When you blog that “the Republican House leadership is mad”—you could just stop there.
SayItWithWookies: I know a guy you can talk to.
2goats: I say we volunteer them for an “Energy Crisis Hunger Strike”, lock them in there without food or water until OPEC lowers it’s prices. Either outcome is a win.
House Republicans: It’s been done before and with better effect. http://www.bzangygroink.co.uk/images/2005/gumby.jpg
…its times like these that make me wish you could scream “FIRE!” in a crowded theater(or congress).
The Democrats came-up with an energy conservation plan which doesn’t cost taxpayers a dime. Shut off the lights and microphones and sit in the dark. Atta girl, Nancy.
Thought everyone left the Hill friday’s? What gives, sexy interns running around the floor keeps the members in DC?
TWO MAN ENTER ONE MAN LEAVE?
Sigh, I’ve said it before; What the fuck is wrong with Republicans?
please say someone facing a tough reelection brought a Ouija board and candles to query Fate after everyone else leaves.
ManchuCandidate: A LOT to assume, to be sure
AngryBlakGuy: With night-vision cameras, I hope!
NebraskashireGentry: They should get a mirror and do Bloody Mary.
So now the House Republicans are mimicking the McCain campaign. What’s next? Comparing Pelosi to Lindsey Lohan?
N8Ma:
It is republicans:
TWO MEN ENTER ONE MAN.
~fixed, now with awesome GOP DP ACKSHUN~
Next thing you know, the DNC will be comparing McCain to Ethel Merman and Ella Fitzgerald.

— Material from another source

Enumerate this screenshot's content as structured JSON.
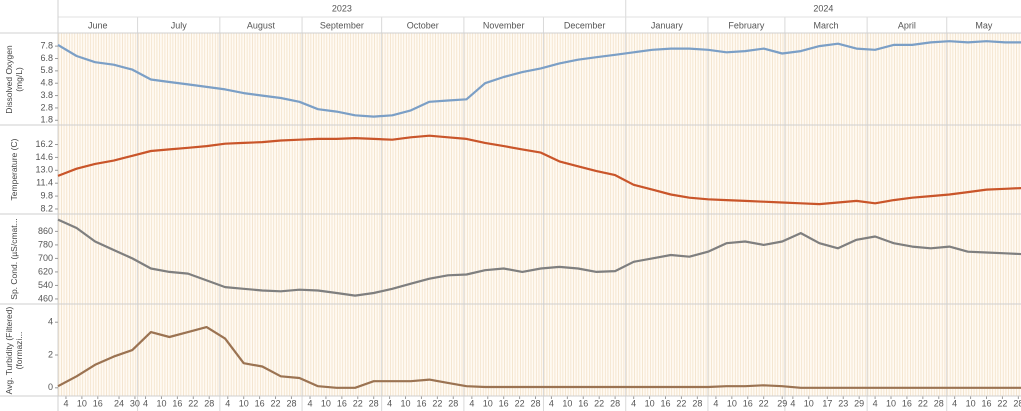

BadNewsJack: Don’t forget the glow sticks! All sorts of fun to be had with those in the dark
MountainMama: AWESOME!!!!!
Advocatus_Diaboli: to which the DNC will respond by comparing Lindsey Graham and Lindsay Lohan. same first name = twinz!
(but seriously, the argument could be made)
I’m so going down to the Capitol with my Mr. Microphone right now!
It figures, Republicans bring megaphones to illuminate the darkness.
This is another one of those minor mysteries of life that we may never understand. Sort of like the idiot that retires and complains that he has nothing to do. I wonder if this was a problem for them when they controled the congress? Oh, and don’t they LIKE IT when the government does nothing? I say they should be happy, go home, go fishing…well, just go.
They need as much House floor time as they get right now because they’ll probably be wayyy short of it in future.
Does this mean Hopey is going to smash the 2008 Dem planks, having been bequeathed them by a burning bush/smoke-filled room up at Pike’s Peak, upon seeing the debauchery and false idol worship (remember, it’s not over until the lady in the striking golden-calf colored pantsuit sayeth it is, yea verily) back in Denver?
He’ll never cross the River Jordan into the Promised Land? WTF?
This advert has the stink of Gomer Fuckabee divinity school dog-whistle politics all over it…
schvitzatura: The trouble a tabbed browser gets one into…EPIK PHAIL!
I’m not sure if we want to send in (presumably) male interns into a darkened room packed with Republican men where recording facilities have been switched off.
Geezus, you must hate interns.
its morons like these who think we always have to be at work to be productive and why most americans are stuck with 2 weeks of holidays per year. reminds me of those idiots in the midwest who liked bragging about how they get up at 5am to come to the office
7 minutes in heaven.
Godot: Ooh, will Barack HILTON Obama be there?